Sur le plan tarifaire, la présidente de la Fnehad salue la compensation par l'exécutif des charges exceptionnelles « à ce jour » pour les établissements d'HAD (inflation, hausses de salaires). Reste à savoir si cette compensation sera à la hauteur pour l'ensemble de l'année 2023, ce qui reste une « forte incertitude » avec une inflation autour de 6 %. Elle s'inquiète aussi que, pour les personnels soignants, la valorisation de la pénibilité (astreintes, travail de nuit) soit réservée pour l'instant au seul hôpital public. Et dénonce au passage le « tour de passe-passe » comptable qui a privé l'an dernier le secteur du déblocage complet de la réserve prudentielle (soit 4 millions d'euros de manque à gagner pour l'HAD).
T2A, médicament : vigilance de mise
Quant à la réforme programmée de la tarification à l'activité (T2A), c'est un dossier qui concerne au premier chef l'HAD (financée à 96 % par ce biais). La Fnehad défend toujours une tarification qui valorise comme aujourd'hui la « charge en soins » (selon des séquences). Elle est néanmoins favorable au développement de financements à la qualité, sur des objectifs de santé publique spécifiques ou encore à des dotations liées à des critères territoriaux (en zone sous-dotée par exemple).
Autre point de vigilance : le poids du médicament dans les comptes. Certes, l'enveloppe financière de certains produits coûteux spécifiques à l'HAD a été augmentée mais, dans le même temps, le gouvernement a sorti de la « liste en sus » (qui finance l'innovation) des anticancéreux d'usage courant, ce qui alourdit la charge budgétaire. « On est dans un déséquilibre », insiste Élisabeth Hubert. D'où la demande de la Fnehad d'un exercice de transparence financière sur la soutenabilité du prix du médicament (dans le prix moyen de journée).
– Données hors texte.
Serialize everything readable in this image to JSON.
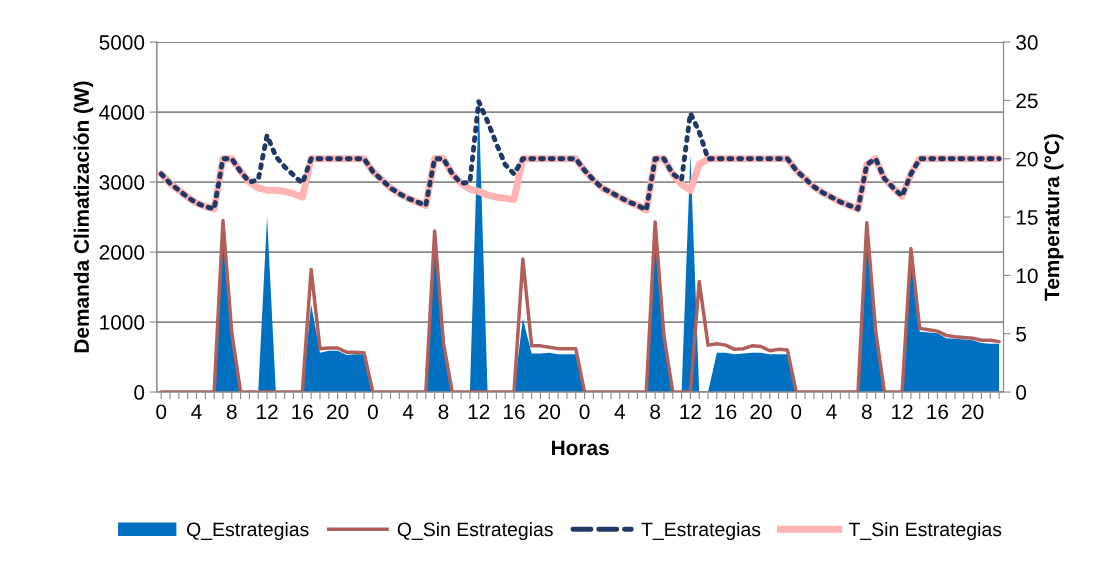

Sur le plan macroéconomique, comme la FHF, la Fnehad appelle de ses vœux une « loi de programmation pluriannuelle », gage de visibilité, à l'instar de ce qui se fait dans le champ militaire ou agricole.
Prescripteurs, toujours des réticences ?
Enfin, si le travail partenarial doit s'intensifier avec les hôpitaux et la médecine de ville dans chaque territoire, il convient aussi de lever certaines « réticences » qui perdurent du côté des prescripteurs. « C'est encore le cas, regrette Élisabeth Hubert. Il existe toujours des freins au sein du corps médical, une réticence au lâcher prise ». Mais la présidente de la Fnehad balaie aussi devant sa porte : « l'HAD doit être plus réactive face aux demandes de l'hôpital, de la clinique ou du médecin généraliste. Nous devons faire des efforts pour trouver des solutions adaptées et aussi assurer le retour d'informations. »
Élisabeth Hubert invite de leur côté les prescripteurs à mieux « anticiper » en intégrant dès la consultation l'hospitalisation à domicile directement dans les parcours de soins (par exemple pour certains patients opérés, permettant de réduire les durées d'hospitalisation). « Si nous arrivons à faire ces efforts les uns et les autres, nous ferons un malheur et nous doublerons en quelques années l'activité de l'hospitalisation à domicile ! » Un autre message à qui veut l'entendre pour sortir de la vision hexagonale toujours « hospitalocentrée ».